Mereka tampak kebingungan memperhatikan pintu-pintu rumah yang tertutup. Agaknya mereka butuh pertolongan. Tanpa pikir panjang aku membuka pintu rumah, berteriak ke arah mereka, lupa pada pakaianku yang hanya memakai sweater satu lapis. Suaraku melawan angin, dan aku langsung merasa membeku. Syukurlah, petugas pengeruk itu segera menghampiri rumah dengan langkah yang tertatih-tatih.
            Thankyou..I need toilet, please...,” itulah ucapan pertama yang kudengar dari petugas itu. Aku tersenyum dalam hati, ternyata ia perlu kamar mandi, mungkin mau pup ya? Pikirku lucu. Aku pikir ada sesuatu yang lebih serius dari itu, ah...temannya cengar-cengir. Bagiku, petugas-petugas ini seperti pinguin, yang hidup di es. Ekspresi wajahnya memang kedinginan tapi tidak menggigil sama sekali, sementara aku yang baru saja membuka pintu rumah sudah hampir beku seperti ikan di dalam freezer.
Aku menunjuk arah kamar mandi kepada petugas yang ramah itu.
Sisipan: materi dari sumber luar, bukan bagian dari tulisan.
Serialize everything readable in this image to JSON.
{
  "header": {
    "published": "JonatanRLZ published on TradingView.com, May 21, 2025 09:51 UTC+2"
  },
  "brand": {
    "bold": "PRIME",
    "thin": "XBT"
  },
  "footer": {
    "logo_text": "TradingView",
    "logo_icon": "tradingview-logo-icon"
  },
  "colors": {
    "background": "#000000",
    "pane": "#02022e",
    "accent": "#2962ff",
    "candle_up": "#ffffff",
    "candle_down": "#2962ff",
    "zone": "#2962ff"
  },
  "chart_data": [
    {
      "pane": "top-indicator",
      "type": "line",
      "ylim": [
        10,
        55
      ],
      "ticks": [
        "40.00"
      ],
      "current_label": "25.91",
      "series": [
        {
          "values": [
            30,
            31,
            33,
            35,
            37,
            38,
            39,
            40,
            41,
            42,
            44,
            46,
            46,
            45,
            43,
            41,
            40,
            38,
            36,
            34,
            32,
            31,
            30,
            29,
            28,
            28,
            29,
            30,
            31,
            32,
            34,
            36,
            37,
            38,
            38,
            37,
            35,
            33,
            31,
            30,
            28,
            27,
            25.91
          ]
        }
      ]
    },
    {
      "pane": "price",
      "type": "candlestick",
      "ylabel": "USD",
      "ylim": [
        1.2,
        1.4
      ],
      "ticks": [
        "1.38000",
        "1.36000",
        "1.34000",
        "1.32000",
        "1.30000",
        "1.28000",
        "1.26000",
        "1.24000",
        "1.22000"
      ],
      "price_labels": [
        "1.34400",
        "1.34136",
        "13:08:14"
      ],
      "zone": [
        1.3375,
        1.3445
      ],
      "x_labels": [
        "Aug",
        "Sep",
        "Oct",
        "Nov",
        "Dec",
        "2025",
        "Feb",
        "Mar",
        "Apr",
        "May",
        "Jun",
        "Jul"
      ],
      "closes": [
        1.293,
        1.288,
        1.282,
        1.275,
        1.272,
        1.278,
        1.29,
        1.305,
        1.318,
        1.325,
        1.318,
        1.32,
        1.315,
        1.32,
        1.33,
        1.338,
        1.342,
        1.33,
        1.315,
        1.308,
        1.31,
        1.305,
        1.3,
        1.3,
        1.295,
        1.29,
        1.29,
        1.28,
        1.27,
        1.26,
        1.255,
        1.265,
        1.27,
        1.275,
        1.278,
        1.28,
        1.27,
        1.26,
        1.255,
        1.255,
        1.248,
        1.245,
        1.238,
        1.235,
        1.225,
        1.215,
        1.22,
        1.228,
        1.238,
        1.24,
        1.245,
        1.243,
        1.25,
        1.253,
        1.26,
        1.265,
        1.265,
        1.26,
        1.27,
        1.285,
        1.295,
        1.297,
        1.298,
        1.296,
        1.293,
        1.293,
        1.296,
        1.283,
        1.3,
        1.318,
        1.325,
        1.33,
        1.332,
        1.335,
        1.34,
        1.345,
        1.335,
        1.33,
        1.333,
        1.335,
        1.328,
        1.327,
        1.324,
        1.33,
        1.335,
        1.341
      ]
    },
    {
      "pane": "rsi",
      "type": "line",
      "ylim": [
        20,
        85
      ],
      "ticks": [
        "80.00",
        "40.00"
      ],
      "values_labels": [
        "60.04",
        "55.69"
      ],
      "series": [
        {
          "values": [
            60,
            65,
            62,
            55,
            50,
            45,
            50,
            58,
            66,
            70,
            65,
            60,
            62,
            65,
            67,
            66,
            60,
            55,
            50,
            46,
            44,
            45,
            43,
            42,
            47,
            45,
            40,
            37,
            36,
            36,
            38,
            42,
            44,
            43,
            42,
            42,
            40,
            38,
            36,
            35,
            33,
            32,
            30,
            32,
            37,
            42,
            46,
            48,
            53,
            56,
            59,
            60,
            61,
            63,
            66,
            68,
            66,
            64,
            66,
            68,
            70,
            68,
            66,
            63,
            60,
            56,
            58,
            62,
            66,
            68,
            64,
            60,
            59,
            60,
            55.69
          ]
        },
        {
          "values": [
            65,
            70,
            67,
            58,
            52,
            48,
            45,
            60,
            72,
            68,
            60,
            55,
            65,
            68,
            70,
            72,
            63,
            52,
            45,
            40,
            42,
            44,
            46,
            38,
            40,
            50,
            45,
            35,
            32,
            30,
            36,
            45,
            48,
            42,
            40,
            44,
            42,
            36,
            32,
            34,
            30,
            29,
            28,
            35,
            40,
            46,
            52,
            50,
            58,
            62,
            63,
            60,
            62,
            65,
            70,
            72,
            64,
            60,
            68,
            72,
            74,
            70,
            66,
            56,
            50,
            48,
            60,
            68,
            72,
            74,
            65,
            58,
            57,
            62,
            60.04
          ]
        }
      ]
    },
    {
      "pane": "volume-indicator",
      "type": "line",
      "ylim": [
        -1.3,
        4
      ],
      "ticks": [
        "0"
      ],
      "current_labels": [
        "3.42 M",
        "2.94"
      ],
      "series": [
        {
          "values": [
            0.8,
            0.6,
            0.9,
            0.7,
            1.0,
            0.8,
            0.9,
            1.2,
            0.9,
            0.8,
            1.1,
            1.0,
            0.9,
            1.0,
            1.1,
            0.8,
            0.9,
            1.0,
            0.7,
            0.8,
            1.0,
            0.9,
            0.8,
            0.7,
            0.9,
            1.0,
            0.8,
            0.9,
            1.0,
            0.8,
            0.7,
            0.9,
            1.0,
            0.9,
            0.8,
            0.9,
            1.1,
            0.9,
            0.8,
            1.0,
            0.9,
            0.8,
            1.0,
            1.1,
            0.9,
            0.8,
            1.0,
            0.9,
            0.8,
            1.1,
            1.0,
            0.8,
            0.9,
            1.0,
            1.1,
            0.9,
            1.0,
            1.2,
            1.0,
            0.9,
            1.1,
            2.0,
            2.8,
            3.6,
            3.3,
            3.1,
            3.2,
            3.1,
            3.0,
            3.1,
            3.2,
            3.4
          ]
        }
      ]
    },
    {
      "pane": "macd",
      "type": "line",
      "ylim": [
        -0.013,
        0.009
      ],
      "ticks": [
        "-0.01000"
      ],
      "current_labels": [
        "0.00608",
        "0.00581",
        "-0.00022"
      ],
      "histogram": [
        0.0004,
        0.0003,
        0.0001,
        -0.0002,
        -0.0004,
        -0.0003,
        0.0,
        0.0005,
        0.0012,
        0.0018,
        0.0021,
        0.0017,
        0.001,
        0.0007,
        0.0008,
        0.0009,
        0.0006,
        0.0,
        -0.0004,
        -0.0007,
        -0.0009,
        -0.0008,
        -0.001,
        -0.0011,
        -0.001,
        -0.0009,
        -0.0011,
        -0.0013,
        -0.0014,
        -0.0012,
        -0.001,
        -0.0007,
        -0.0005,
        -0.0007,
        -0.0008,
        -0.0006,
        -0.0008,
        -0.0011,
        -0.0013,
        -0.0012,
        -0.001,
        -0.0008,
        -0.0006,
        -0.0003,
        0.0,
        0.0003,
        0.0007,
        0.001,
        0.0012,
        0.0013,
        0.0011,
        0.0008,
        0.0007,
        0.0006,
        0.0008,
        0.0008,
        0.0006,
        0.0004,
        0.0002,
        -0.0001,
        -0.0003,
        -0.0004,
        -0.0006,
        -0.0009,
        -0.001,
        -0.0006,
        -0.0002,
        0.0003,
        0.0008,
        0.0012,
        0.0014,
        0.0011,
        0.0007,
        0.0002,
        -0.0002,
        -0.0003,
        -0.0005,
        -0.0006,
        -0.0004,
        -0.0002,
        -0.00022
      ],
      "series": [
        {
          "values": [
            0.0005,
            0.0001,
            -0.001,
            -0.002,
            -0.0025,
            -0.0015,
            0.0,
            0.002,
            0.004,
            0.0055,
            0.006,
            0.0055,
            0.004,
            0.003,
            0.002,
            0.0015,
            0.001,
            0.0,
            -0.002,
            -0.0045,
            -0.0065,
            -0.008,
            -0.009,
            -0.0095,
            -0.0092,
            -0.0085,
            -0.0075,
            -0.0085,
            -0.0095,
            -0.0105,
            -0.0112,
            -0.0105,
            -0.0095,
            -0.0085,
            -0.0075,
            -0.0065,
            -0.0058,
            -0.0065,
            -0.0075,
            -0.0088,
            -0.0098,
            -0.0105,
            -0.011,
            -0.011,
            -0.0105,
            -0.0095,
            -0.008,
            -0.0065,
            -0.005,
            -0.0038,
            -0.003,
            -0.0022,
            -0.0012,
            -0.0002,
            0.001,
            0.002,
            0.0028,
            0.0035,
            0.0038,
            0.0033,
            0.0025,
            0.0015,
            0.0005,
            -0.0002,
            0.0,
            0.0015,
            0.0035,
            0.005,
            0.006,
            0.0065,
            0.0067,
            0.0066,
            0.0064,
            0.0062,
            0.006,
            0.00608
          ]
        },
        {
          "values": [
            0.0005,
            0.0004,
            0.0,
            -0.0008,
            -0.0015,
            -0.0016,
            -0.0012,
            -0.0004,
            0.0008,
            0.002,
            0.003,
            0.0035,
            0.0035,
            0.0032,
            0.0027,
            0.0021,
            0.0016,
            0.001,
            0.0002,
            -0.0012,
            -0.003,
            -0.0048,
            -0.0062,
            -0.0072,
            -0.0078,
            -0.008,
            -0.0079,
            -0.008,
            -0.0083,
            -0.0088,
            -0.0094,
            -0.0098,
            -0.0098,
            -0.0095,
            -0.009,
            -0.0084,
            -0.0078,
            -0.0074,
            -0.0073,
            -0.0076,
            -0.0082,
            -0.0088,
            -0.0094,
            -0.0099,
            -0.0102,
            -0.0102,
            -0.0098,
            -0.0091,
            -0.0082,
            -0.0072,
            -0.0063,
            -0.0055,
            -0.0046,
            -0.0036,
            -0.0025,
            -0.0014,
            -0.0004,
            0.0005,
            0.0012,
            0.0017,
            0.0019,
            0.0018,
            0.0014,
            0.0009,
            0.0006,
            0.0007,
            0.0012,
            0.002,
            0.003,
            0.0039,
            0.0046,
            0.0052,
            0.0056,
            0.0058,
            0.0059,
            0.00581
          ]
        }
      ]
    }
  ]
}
Wajahnya sangat bersahabat, apalagi setelah kami mengobrol sambil menikmati secangkir coklat panas.
            “Do you have some wine, maybe...’”
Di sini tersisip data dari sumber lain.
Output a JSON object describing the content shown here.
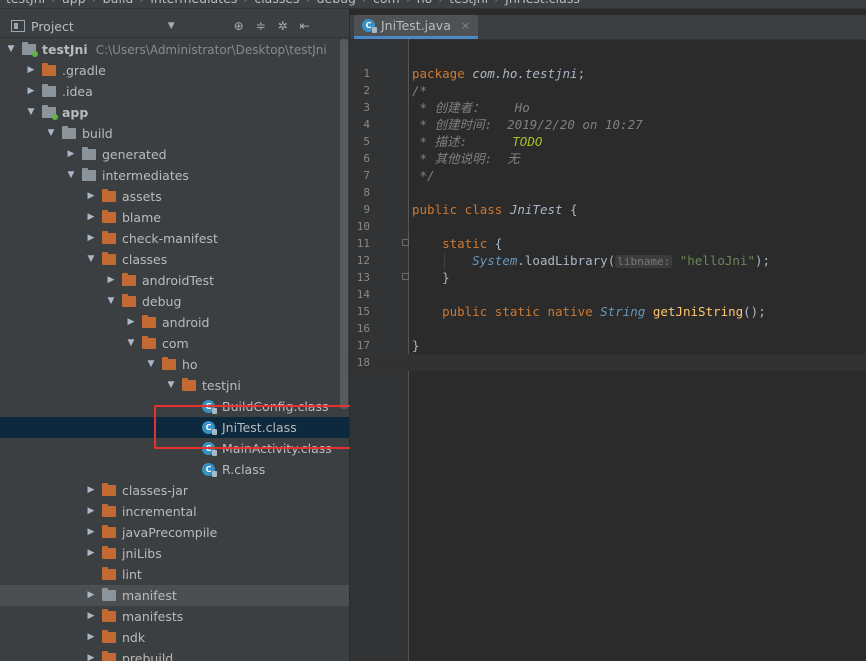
{
  "breadcrumb": [
    "testJni",
    "app",
    "build",
    "intermediates",
    "classes",
    "debug",
    "com",
    "ho",
    "testjni",
    "JniTest.class"
  ],
  "panel": {
    "title": "Project"
  },
  "tree": [
    {
      "label": "testJni",
      "path": "C:\\Users\\Administrator\\Desktop\\testJni",
      "depth": 0,
      "arrow": "down",
      "icon": "folder-module",
      "bold": true
    },
    {
      "label": ".gradle",
      "depth": 1,
      "arrow": "right",
      "icon": "folder-orange"
    },
    {
      "label": ".idea",
      "depth": 1,
      "arrow": "right",
      "icon": "folder-gray"
    },
    {
      "label": "app",
      "depth": 1,
      "arrow": "down",
      "icon": "folder-module",
      "bold": true
    },
    {
      "label": "build",
      "depth": 2,
      "arrow": "down",
      "icon": "folder-gray"
    },
    {
      "label": "generated",
      "depth": 3,
      "arrow": "right",
      "icon": "folder-gray"
    },
    {
      "label": "intermediates",
      "depth": 3,
      "arrow": "down",
      "icon": "folder-gray"
    },
    {
      "label": "assets",
      "depth": 4,
      "arrow": "right",
      "icon": "folder-orange"
    },
    {
      "label": "blame",
      "depth": 4,
      "arrow": "right",
      "icon": "folder-orange"
    },
    {
      "label": "check-manifest",
      "depth": 4,
      "arrow": "right",
      "icon": "folder-orange"
    },
    {
      "label": "classes",
      "depth": 4,
      "arrow": "down",
      "icon": "folder-orange"
    },
    {
      "label": "androidTest",
      "depth": 5,
      "arrow": "right",
      "icon": "folder-orange"
    },
    {
      "label": "debug",
      "depth": 5,
      "arrow": "down",
      "icon": "folder-orange"
    },
    {
      "label": "android",
      "depth": 6,
      "arrow": "right",
      "icon": "folder-orange"
    },
    {
      "label": "com",
      "depth": 6,
      "arrow": "down",
      "icon": "folder-orange"
    },
    {
      "label": "ho",
      "depth": 7,
      "arrow": "down",
      "icon": "folder-orange"
    },
    {
      "label": "testjni",
      "depth": 8,
      "arrow": "down",
      "icon": "folder-orange"
    },
    {
      "label": "BuildConfig.class",
      "depth": 9,
      "arrow": "none",
      "icon": "class"
    },
    {
      "label": "JniTest.class",
      "depth": 9,
      "arrow": "none",
      "icon": "class",
      "selected": true
    },
    {
      "label": "MainActivity.class",
      "depth": 9,
      "arrow": "none",
      "icon": "class"
    },
    {
      "label": "R.class",
      "depth": 9,
      "arrow": "none",
      "icon": "class"
    },
    {
      "label": "classes-jar",
      "depth": 4,
      "arrow": "right",
      "icon": "folder-orange"
    },
    {
      "label": "incremental",
      "depth": 4,
      "arrow": "right",
      "icon": "folder-orange"
    },
    {
      "label": "javaPrecompile",
      "depth": 4,
      "arrow": "right",
      "icon": "folder-orange"
    },
    {
      "label": "jniLibs",
      "depth": 4,
      "arrow": "right",
      "icon": "folder-orange"
    },
    {
      "label": "lint",
      "depth": 4,
      "arrow": "none",
      "icon": "folder-orange"
    },
    {
      "label": "manifest",
      "depth": 4,
      "arrow": "right",
      "icon": "folder-gray",
      "hover": true
    },
    {
      "label": "manifests",
      "depth": 4,
      "arrow": "right",
      "icon": "folder-orange"
    },
    {
      "label": "ndk",
      "depth": 4,
      "arrow": "right",
      "icon": "folder-orange"
    },
    {
      "label": "prebuild",
      "depth": 4,
      "arrow": "right",
      "icon": "folder-orange"
    }
  ],
  "editor": {
    "tab": {
      "label": "JniTest.java",
      "close": "×"
    },
    "lines": [
      [
        [
          "kw",
          "package "
        ],
        [
          "pkg",
          "com.ho.testjni"
        ],
        [
          "plain",
          ";"
        ]
      ],
      [
        [
          "cm",
          "/*"
        ]
      ],
      [
        [
          "cm",
          " * 创建者：    Ho"
        ]
      ],
      [
        [
          "cm",
          " * 创建时间:  2019/2/20 on 10:27"
        ]
      ],
      [
        [
          "cm",
          " * 描述:      "
        ],
        [
          "todo",
          "TODO"
        ]
      ],
      [
        [
          "cm",
          " * 其他说明:  无"
        ]
      ],
      [
        [
          "cm",
          " */"
        ]
      ],
      [],
      [
        [
          "kw",
          "public class "
        ],
        [
          "cls",
          "JniTest"
        ],
        [
          "plain",
          " {"
        ]
      ],
      [],
      [
        [
          "plain",
          "    "
        ],
        [
          "kw",
          "static"
        ],
        [
          "plain",
          " {"
        ]
      ],
      [
        [
          "plain",
          "        "
        ],
        [
          "ty",
          "System"
        ],
        [
          "plain",
          "."
        ],
        [
          "plain",
          "loadLibrary("
        ],
        [
          "hint",
          "libname:"
        ],
        [
          "str",
          " \"helloJni\""
        ],
        [
          "plain",
          ");"
        ]
      ],
      [
        [
          "plain",
          "    }"
        ]
      ],
      [],
      [
        [
          "plain",
          "    "
        ],
        [
          "kw",
          "public static native "
        ],
        [
          "ty",
          "String "
        ],
        [
          "fn",
          "getJniString"
        ],
        [
          "plain",
          "();"
        ]
      ],
      [],
      [
        [
          "plain",
          "}"
        ]
      ],
      []
    ]
  }
}
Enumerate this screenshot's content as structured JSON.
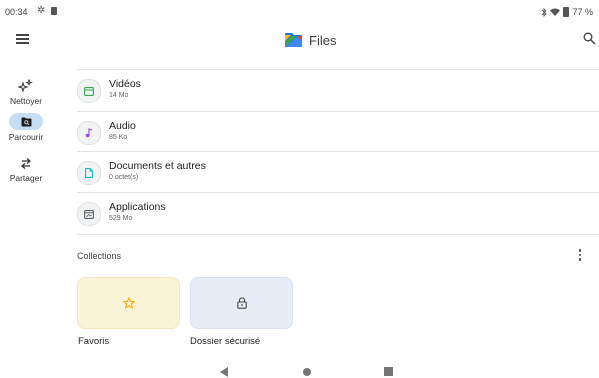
{
  "status_bar": {
    "time": "00:34",
    "battery": "77 %"
  },
  "app": {
    "title": "Files"
  },
  "nav_rail": [
    {
      "label": "Nettoyer",
      "icon": "sparkle-icon",
      "active": false
    },
    {
      "label": "Parcourir",
      "icon": "browse-icon",
      "active": true
    },
    {
      "label": "Partager",
      "icon": "share-arrows-icon",
      "active": false
    }
  ],
  "categories": [
    {
      "title": "Vidéos",
      "subtitle": "14 Mo",
      "icon": "video-icon",
      "color": "#34a853"
    },
    {
      "title": "Audio",
      "subtitle": "85 Ko",
      "icon": "music-note-icon",
      "color": "#a142f4"
    },
    {
      "title": "Documents et autres",
      "subtitle": "0 octet(s)",
      "icon": "document-icon",
      "color": "#12b5cb"
    },
    {
      "title": "Applications",
      "subtitle": "529 Mo",
      "icon": "apps-icon",
      "color": "#5f6368"
    }
  ],
  "collections": {
    "title": "Collections",
    "items": [
      {
        "label": "Favoris",
        "icon": "star-icon",
        "color": "#f9ab00"
      },
      {
        "label": "Dossier sécurisé",
        "icon": "lock-icon",
        "color": "#444746"
      }
    ]
  },
  "colors": {
    "accent": "#c5def5",
    "divider": "#e3e3e3"
  }
}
            “Oh, sorry. I am a muslim, I don’t have wine.” Jawabku pasti
            “Oooh...sorry, thankyou for a cup of chocholate,”  mereka dengan ramah menyalamiku, setelah lima belas menit menghangatkan diri. Petugas yang akhirnya aku tahu bernama Steven dan William itu asli penduduk Canberra, yang neneknya dari suku aborigin. Aku memperhatikan mereka kembali dari bingkai jendela yang memutih, baru lima belas menit mereka meninggalkan mobil mesin pengeruk, tapi salju sudah menutupi sebagian mobil dan jalan kembali menebal oleh gundukan putih itu. Aku menyeruput coklat panas sambil menarik nafas panjang, untuk pertama kali aku menikmati salju dan pemandangan ini, juga badai dan angin yang tak bersahabat di luar sana. Karena, ini adalah musim dingin terakhir aku berada di negeri asing, aku akan segera pulang ke Indonesia.             
****
            Menghabiskan waktu dua tahun setelah wafatnya Audia di Canberra bukanlah perkara mudah. Bayangan perempuan cantik dan baik itu terus menghantui, sementara rasa bersalahpun terus mendera. Sering ketika selepas sholat malam, aku seperti melihat Audia yang berdarah dan kejang seperti hendak melepas nyawa. Baru saja kami bercakap-cakap, Audia yanng ceria sambil menikmati keripik kentangnya, dengan jilbabnya yang berkibar. Namun tiba-tiba semua musnah begitu saja, Audia meninggal. Aku bisa merasakan betapa tipisnya batas antara hidup dan mati. Mr. Lamek dan tante Diana tidak pernah menyudutkanku, atau menganggapku sebagai sebab kematian putri tercintanya. Tapi tetap saja aku merasa bersalah, entah sampai kapan. Padahal aku adalah orang yang menyandarkan semua kepada takdir dan kuasa Allah, tapi untuk hal ini tetap saja terasa sulit.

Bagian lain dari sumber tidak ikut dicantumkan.